Modern CRMs can serve all customer-facing departments (Sales, Marketing, Customer Service etc.) making it ideal for implementing AI-driven practices across the business.
Educate everyone about AI
Successful AI adoption requires everyone being educated about it from the very top down. Firstly, senior execs need a high-level understanding of how AI works. This equips them to identify AI opportunities.
Marrying their industry experience with knowledge about AI will help them estimate the impact on workers’ roles. This also helps them identify potential barriers to adoption and better inform talent development requirements and guide the cultural changes needed.
Secondly, strategic decision makers, like marketers, require high-level training using real business scenarios that show how the tools improve decision making.
Thirdly, for front-line workers a general introduction to the tools with on-the-job training in how to use them.
Expect AI transformation to take months and anticipate a loss of momentum during implementation if results are not immediate.
To counter this, leaders must actively encourage the new ways of working. Early iterations rarely work out exactly as planned.
When that happens, leaders need to highlight what was learned to drive improvements in the next iteration.
Finally, reinforcement of why AI is being used will complete successful implementation. Comparing the results of decisions made with and without AI encourages greater use and acknowledges the employees who drive implementation.
Are you AI ready?
Adopting AI creates unique challenges. However, there are general considerations that are consistent for most businesses.

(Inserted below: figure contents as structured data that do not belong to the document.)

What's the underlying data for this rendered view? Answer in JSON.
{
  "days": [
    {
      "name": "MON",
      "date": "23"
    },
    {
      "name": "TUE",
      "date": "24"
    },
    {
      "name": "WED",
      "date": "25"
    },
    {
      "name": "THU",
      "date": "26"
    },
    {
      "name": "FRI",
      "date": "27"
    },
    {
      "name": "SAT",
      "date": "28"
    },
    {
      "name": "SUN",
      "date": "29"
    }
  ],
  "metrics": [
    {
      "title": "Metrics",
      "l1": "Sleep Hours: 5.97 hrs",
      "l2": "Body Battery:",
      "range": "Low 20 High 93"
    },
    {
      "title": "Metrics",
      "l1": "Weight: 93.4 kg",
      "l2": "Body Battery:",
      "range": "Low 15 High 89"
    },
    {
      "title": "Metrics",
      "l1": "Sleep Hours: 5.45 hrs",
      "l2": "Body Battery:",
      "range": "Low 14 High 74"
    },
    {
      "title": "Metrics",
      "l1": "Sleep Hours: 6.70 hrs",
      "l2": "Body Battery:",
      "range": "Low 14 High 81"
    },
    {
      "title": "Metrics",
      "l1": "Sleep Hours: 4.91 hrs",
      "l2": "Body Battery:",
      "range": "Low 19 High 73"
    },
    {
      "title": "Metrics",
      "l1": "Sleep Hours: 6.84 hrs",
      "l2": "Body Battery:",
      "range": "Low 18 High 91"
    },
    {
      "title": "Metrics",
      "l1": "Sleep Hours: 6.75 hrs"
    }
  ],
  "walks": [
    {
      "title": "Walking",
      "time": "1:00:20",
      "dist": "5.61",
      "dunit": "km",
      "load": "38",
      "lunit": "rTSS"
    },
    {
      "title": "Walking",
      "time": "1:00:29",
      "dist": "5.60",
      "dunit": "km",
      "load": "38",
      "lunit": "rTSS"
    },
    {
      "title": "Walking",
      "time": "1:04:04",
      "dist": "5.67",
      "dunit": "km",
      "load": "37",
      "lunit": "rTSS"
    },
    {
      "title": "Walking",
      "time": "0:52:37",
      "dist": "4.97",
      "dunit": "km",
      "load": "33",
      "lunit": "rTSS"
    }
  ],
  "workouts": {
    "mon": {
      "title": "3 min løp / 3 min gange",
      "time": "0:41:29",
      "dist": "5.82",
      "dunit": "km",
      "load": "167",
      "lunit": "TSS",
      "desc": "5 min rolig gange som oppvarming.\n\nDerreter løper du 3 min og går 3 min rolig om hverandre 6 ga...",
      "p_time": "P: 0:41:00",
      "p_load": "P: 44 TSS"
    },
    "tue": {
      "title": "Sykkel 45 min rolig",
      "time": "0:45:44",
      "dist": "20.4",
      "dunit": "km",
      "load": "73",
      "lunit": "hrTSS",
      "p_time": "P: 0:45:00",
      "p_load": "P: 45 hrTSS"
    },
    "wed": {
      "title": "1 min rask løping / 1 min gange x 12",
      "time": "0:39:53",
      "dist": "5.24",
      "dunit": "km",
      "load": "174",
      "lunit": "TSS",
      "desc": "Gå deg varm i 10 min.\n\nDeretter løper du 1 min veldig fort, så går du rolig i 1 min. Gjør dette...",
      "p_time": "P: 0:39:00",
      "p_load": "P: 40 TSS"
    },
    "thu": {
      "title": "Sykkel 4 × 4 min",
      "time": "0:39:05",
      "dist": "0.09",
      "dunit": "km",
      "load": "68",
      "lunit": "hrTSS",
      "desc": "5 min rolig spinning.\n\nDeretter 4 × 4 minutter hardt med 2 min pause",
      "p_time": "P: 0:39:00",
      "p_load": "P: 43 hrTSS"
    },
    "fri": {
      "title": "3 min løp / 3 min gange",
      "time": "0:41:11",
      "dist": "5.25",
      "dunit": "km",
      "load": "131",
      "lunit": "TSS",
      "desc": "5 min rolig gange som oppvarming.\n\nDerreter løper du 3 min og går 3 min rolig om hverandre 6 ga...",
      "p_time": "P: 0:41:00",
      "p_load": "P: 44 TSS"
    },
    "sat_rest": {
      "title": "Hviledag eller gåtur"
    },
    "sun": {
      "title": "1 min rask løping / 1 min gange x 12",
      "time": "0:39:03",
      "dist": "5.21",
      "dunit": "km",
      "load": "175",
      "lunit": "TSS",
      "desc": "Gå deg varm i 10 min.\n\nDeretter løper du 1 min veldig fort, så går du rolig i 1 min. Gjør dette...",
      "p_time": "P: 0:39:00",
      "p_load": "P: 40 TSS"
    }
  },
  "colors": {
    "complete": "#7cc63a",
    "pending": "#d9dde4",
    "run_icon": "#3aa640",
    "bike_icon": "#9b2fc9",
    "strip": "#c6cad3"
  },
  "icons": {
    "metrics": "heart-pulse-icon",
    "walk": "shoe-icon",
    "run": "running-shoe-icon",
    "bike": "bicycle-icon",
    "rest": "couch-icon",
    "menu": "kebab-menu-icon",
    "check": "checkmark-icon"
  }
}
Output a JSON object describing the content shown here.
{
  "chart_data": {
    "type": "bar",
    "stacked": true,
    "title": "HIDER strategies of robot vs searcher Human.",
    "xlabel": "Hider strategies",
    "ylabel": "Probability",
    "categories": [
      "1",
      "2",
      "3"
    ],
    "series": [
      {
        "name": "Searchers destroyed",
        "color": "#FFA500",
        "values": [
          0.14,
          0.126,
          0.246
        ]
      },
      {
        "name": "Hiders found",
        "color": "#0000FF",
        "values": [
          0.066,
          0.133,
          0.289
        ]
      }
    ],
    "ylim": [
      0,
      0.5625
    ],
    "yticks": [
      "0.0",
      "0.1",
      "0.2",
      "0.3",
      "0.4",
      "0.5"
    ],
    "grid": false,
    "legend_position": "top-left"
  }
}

Audit the existing technology and talent pool within your business to decide if they meet the needs of your AI system. Look at existing data points and your data science expertise. Consider bringing in products and solutions that broaden your ecosystem.
After deciding where AI fits into your business, the gaps in existing tech and expertise that need to be filled will be clearer.
One option is to invest in a startup that has successfully developed their AI tech to augment existing resources. Alternatively, identify vendors to collaborate with or to co-invest in building market-ready applications.
The objective is to take actions that promote scale in AI as this brings its own benefits. This dictates how far the needle gets pushed on BI and the success of AI adoption.